When walking the streets, flipping through the television, or listening to music on the radio there is one particular observation that anyone from the United States should be able to make. This observation is uncensored television, magazines, as well as music. The little news stands on the sidewalks are full of adult magazines that are not covered to hide the nudity on the cover either. When riding in a taxi it is not uncommon to hear familiar sounds from the United States on the radio. The difference is that these songs in the United States are censored by the FCC, but here in Buenos Aires they are freely aired. Even watching movies on Fox here in Argentina, shows uncensored movies (both language and nudity) on the general cable.

I started thinking about why this difference exists. Is it that Argentina is sexually and freely liberated or is it that the United States is stricter and more sensitive to such issues that the rest of the world? The sexual liberation began in Argentina in the mid-1900s. Most came about with the massive immigration as well as the attempted industrializaiton under the ISI program. Many people moved into the city of Buenos Aires and it became more and more casual with its social scene. But this movement does not necessarily differentiate Argentina from the rest of the world. Many other countries are free in showing such uncensored  television and radio. This leads me to believe that Argentina is not unique, but the United States is unique in its policies. Why is the US so different in matters concerning nudity and fowl language? It could have possibly stemmed from the countries first settlers and their beliefs. The Puritan pilgrims were very strict and religious, and the country has founded with the basis of Christinity. Whereas Latin America countries such as Argentina, as well as other countries around the world, were founded for the sole purpose of making money and creating a new place to live. I think this issue is a very interesting topic to further look into and discuss in the future.

Now that the World Cup has arrived, the excitement and anticipation of Argentina is at a height. The Argentines of course want their team to win, but the attitude of the fans seems to be one of pessimism. Gabriel mentioned the other day in one of our class on wheels sessions that watching Argentina play in the World Cup was painful and nerve racking. He also made the comment that Brazilians watched the World Cup with much excitement and in a party atmosphere. These Brazilians unlike Argenitines expect victory. In other the question is why is this attitude such in Argentina?


I started to think about the Argentines in general and have developed my own theory as to why Argentines take the World Cup so seriously and always fearing the worst, defeat. I believe that this attitude stems from much more than just soccer. Over the past 50 years Argentina has been on a rollercoster ride. The economy, social life, and government institutions have both boomed and busted. The economy was promising at several points throughout Argentina’s history, and Argentines had much hope through those years. However, the economy went through many crisises and the country went into panic. The social and political structures within the country have also followed this pattern. Military coups ended presidential resimes. Democracy is only a thing know over the past 20 years. By looking at the recent Argentine history it is easy to see where this negative outlook and fear of defeat stems.
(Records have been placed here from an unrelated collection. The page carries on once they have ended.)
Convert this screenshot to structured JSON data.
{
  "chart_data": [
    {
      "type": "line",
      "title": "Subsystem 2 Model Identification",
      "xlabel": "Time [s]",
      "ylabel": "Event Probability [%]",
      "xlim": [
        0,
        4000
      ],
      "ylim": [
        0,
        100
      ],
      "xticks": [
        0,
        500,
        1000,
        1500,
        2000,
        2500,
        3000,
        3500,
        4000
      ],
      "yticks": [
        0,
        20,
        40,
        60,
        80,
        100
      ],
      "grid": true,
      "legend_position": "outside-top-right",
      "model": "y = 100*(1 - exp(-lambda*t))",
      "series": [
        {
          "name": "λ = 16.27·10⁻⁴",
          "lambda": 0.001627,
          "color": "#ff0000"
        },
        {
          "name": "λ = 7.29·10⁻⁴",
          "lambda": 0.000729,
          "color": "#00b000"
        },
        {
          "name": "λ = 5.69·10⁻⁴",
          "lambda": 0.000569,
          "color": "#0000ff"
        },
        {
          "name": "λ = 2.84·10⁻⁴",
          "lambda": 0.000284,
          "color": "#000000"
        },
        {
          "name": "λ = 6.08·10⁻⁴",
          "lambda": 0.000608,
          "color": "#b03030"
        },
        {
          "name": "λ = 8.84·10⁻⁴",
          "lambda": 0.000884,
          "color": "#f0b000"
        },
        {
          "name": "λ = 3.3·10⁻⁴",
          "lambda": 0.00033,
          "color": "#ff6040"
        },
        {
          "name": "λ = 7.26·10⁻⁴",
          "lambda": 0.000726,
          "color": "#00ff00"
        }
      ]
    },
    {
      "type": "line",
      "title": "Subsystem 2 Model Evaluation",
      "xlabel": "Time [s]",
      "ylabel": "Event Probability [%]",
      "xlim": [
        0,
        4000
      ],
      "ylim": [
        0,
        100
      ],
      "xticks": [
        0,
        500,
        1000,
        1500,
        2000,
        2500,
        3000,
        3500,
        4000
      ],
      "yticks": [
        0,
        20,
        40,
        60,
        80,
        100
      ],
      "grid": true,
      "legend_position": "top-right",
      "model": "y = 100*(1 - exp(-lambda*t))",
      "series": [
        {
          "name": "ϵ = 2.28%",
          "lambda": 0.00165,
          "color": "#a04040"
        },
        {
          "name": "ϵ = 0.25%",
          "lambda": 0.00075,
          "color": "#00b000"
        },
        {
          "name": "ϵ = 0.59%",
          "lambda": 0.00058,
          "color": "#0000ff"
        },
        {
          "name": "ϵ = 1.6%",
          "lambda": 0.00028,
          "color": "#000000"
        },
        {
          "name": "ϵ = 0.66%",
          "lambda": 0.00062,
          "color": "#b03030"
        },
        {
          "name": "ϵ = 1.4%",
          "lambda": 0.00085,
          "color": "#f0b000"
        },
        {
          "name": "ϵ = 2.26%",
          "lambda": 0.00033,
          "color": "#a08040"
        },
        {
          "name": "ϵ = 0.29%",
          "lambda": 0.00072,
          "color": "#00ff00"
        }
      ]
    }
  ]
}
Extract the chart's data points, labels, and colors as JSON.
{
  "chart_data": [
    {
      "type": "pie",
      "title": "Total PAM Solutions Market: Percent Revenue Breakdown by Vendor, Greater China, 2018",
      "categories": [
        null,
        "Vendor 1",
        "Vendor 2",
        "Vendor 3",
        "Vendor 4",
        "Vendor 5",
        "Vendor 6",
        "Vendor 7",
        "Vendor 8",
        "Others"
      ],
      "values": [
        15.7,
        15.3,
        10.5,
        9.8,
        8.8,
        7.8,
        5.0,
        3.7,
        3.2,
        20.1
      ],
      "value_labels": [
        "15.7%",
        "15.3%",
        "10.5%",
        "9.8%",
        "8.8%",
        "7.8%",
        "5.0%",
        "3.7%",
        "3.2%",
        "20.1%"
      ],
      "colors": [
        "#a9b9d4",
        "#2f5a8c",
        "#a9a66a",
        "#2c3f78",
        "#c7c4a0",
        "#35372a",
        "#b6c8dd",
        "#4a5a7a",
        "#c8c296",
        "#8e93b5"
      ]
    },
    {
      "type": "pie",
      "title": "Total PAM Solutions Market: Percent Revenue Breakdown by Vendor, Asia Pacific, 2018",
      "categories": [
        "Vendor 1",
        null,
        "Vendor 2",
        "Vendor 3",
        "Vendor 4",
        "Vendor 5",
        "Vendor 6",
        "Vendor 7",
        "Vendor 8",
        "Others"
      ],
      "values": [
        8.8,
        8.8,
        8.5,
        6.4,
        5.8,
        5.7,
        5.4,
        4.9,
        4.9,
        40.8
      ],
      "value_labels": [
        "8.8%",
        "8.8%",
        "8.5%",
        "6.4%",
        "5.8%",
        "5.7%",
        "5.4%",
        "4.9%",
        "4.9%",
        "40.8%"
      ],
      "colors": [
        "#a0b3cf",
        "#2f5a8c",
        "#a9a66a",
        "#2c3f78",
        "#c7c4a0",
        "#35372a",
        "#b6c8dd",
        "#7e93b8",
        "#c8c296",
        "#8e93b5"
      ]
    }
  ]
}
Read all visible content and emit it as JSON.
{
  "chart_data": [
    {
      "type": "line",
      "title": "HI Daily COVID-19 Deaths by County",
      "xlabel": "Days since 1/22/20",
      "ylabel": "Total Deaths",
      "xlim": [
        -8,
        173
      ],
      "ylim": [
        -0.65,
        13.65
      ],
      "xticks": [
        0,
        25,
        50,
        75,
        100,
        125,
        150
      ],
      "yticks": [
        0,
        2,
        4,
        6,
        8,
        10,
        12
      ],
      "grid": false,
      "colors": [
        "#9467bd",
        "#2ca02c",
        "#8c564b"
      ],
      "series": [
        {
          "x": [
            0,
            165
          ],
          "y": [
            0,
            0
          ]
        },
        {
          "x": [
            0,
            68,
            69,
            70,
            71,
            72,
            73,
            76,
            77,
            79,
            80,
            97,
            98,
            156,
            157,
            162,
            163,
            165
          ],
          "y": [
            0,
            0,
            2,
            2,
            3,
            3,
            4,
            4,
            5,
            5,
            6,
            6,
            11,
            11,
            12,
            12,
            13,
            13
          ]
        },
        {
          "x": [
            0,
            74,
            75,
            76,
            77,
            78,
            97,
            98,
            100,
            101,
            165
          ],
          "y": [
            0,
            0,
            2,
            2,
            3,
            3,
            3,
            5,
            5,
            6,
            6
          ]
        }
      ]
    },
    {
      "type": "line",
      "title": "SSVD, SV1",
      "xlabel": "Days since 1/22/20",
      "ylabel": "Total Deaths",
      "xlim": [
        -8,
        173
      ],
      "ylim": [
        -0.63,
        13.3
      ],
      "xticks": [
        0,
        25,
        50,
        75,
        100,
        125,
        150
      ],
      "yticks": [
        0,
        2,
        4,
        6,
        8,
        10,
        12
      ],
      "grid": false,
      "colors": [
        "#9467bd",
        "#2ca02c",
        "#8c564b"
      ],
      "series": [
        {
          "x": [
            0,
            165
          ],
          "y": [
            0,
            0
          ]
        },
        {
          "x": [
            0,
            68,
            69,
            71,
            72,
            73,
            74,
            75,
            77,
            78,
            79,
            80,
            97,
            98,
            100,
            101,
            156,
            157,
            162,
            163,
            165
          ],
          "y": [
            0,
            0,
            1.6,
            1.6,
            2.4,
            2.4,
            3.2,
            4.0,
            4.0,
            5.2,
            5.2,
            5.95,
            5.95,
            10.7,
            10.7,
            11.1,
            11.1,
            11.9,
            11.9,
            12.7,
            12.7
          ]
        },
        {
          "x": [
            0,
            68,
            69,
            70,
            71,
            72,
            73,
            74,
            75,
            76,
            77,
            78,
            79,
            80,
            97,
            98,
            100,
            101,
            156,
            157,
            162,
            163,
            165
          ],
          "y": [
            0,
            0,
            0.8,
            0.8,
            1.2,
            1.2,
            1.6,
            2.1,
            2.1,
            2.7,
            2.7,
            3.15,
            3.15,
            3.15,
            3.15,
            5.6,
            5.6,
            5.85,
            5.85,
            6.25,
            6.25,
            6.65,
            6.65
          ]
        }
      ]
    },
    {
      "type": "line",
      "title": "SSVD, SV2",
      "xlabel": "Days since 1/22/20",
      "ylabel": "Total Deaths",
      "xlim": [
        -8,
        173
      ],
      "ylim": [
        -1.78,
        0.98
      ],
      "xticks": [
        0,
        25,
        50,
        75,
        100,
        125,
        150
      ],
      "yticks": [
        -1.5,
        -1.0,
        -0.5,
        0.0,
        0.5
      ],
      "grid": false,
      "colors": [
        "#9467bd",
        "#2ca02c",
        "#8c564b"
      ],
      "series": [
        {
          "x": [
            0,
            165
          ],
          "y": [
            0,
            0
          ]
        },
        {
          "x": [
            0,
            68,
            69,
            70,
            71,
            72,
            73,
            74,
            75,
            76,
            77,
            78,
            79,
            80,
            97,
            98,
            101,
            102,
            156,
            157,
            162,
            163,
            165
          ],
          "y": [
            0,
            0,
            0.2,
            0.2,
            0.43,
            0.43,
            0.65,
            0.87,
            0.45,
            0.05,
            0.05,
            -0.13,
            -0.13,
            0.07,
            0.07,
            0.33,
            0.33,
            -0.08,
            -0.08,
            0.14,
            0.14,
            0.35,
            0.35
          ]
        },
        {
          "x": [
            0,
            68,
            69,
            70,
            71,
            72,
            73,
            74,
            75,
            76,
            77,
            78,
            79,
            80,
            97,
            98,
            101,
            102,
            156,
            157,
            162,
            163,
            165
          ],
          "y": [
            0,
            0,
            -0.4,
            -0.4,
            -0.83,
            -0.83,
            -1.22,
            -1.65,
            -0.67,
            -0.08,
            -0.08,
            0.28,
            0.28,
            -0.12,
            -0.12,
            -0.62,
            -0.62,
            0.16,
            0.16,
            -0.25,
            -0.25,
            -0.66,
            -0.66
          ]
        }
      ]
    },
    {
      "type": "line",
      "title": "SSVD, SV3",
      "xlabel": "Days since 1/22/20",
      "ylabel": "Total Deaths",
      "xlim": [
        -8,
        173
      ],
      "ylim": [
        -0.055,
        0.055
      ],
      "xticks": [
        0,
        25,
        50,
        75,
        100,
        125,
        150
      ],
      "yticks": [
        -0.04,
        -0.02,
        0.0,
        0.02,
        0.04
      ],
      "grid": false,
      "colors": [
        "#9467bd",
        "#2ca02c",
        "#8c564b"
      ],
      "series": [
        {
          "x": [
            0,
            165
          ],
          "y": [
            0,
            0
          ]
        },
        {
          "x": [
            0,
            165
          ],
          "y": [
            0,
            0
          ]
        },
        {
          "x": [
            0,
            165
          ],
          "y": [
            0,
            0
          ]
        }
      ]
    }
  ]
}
Argentines have been given a false since of excitement whether in economic matters, political institutions, or the 1994 ejection of Merodona in the World Cup. Therefore, I believe that the citizens of Argentina fear the disappointment that fills their past, so they tend to think of the worst when it comes to the World Cup. By expecting the worst, they have something to be excited about when they do better than expected. I could be wrong in my theory, but what else would explain such a different outlook on the World Cup from to two neighboring countries of Argentina and Brazil.